@sometime sun,
sometime sun;172487 wrote:Who owns your soul?
Can a soul be owned?
Can a soul be bought or sold?
Can you give it away?
How much do you think your soul is worth?
Do you think a soul is ultimately worthless?
Leaving aside, if I may, the question of ownership, I think it is interesting to broaden your question into a consideration of how something like an individual soul might be compared to an artefact, such as a tool, or a work of art, because these are among the kind of things that can be owned.
I won't try to argue; I will just be dogmatic, i.e. I will present a point of view. (See P.P.S. below.)
I do not
have, or
own, an immortal soul; nor
am I myself an immortal soul. When my body dies, so do I. I am over; I do not go on.
Inasmuch as I am anything at all, I am a living being; and, inasmuch as I understand anything about myself, or about life in general, I think I agree with Mad Mike's assertion (or admission) that the word 'soul' is, at least arguably, synonymous with 'life'.
(I cannot resist mentioning that I became oddly obsessed with the Greek word 'Zoe' a couple of days ago, and I oddly asked Mike a question about it almost the instant he arrived.)
Human beings, as well as being present in the physical world, and aware of it, create physical artefacts, such as tools and works of art.

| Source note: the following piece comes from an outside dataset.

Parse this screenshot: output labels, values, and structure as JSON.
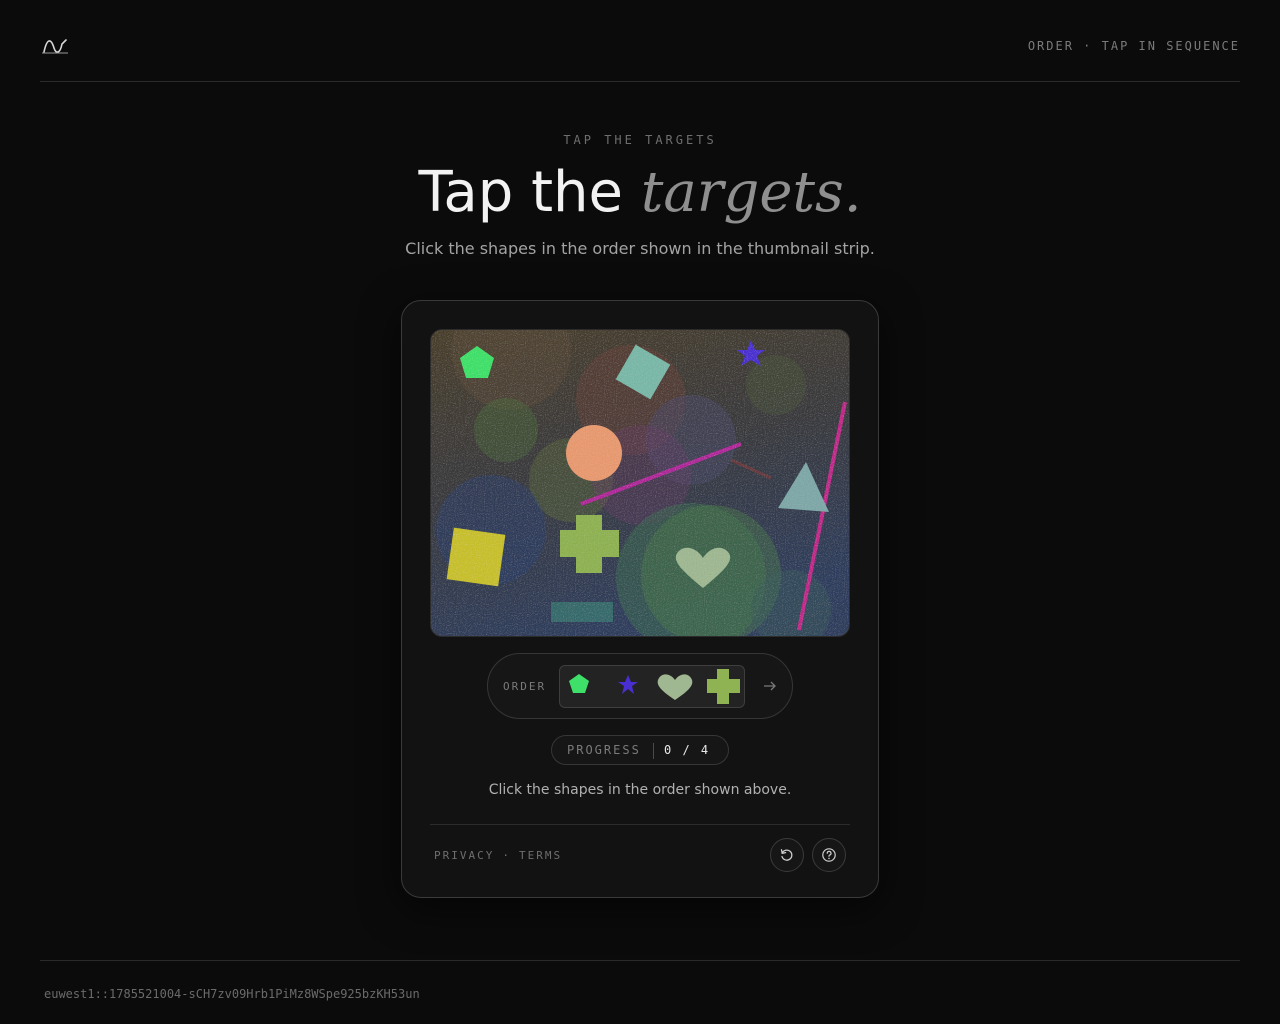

Although in no sense that I understand do we
have souls or
own souls, nor
are we souls, we are - again, as Mad Mike correctly says -
in soul.
Might it be said, then, that human beings, while alive, as well as being present in soul, and aware of soul, and as well as being present in the physical world, and aware of the physical world, and having the capacity to create forms of matter, may also create forms of soul, which, like our tools and works of art, may outlive us, and may be of use to others, or bring enlightenment to others?
If so, then such individual creations might well be candidates for being called individual souls, even though they are only small parts of the one soul that is. (Also, we might then pass on to the question of considering their ownership; but for now, that would be premature, because none of what I've just written might be true, or it might even have no meaning.)
(Afterthought: might this be something like Sheldrake's "formative causation", or "morphic resonance"? I haven't yet got around to reading Sheldrake, so I have no idea if by this remark I am inadvertently advocating crackpottery!) (See P.S. below.)
But even if there is no such creation of individual 'souls' within soul, never mind. I am a bubble, and I will burst; but when I burst, the space within my bubble and the space outside it will all still be there; and I am content with that, even if after I die there is no more space than there was before.
P.S. That was written after very little sleep. I thought it all out before starting to type anything, but I forgot one obvious, straightforward part of what I had meant to write (resulting in the apparent need for the speculative "afterthought"). Now I've had a little more sleep, and remembered that I had intended, as an essential step in the account, to mention that individual innovations in soul may be transmitted via language.
I did also wonder about other possible kinds of transmission, but I hadn't intended to mention them in this post. One thing I was reminded of was the thread "
Help! Confronting the Creative Colony Mind" (Thu 4 Mar), but I had meant to leave speculation about the soul of other species for another time, if indeed I had anything I wanted to say about it at all.
My lapse of memory has given what I wrote a more mysterious and speculative appearance than intended. (Now to try to get some
more sleep!)
P.P.S. (Ugh, no more sleep!) I hope that no-one imagines that when I wrote "I will not try to argue'" I meant "I will not allow anyone to argue with me"! No. Of course, I only meant "I will not try to present these thoughts in the form of an argument.'" Just checking - one has to be so careful!
P.P.P.S. (Well, what else can I do?) In belated response to the OP: Does a farmer own the land on which he lives and works? Yes and no.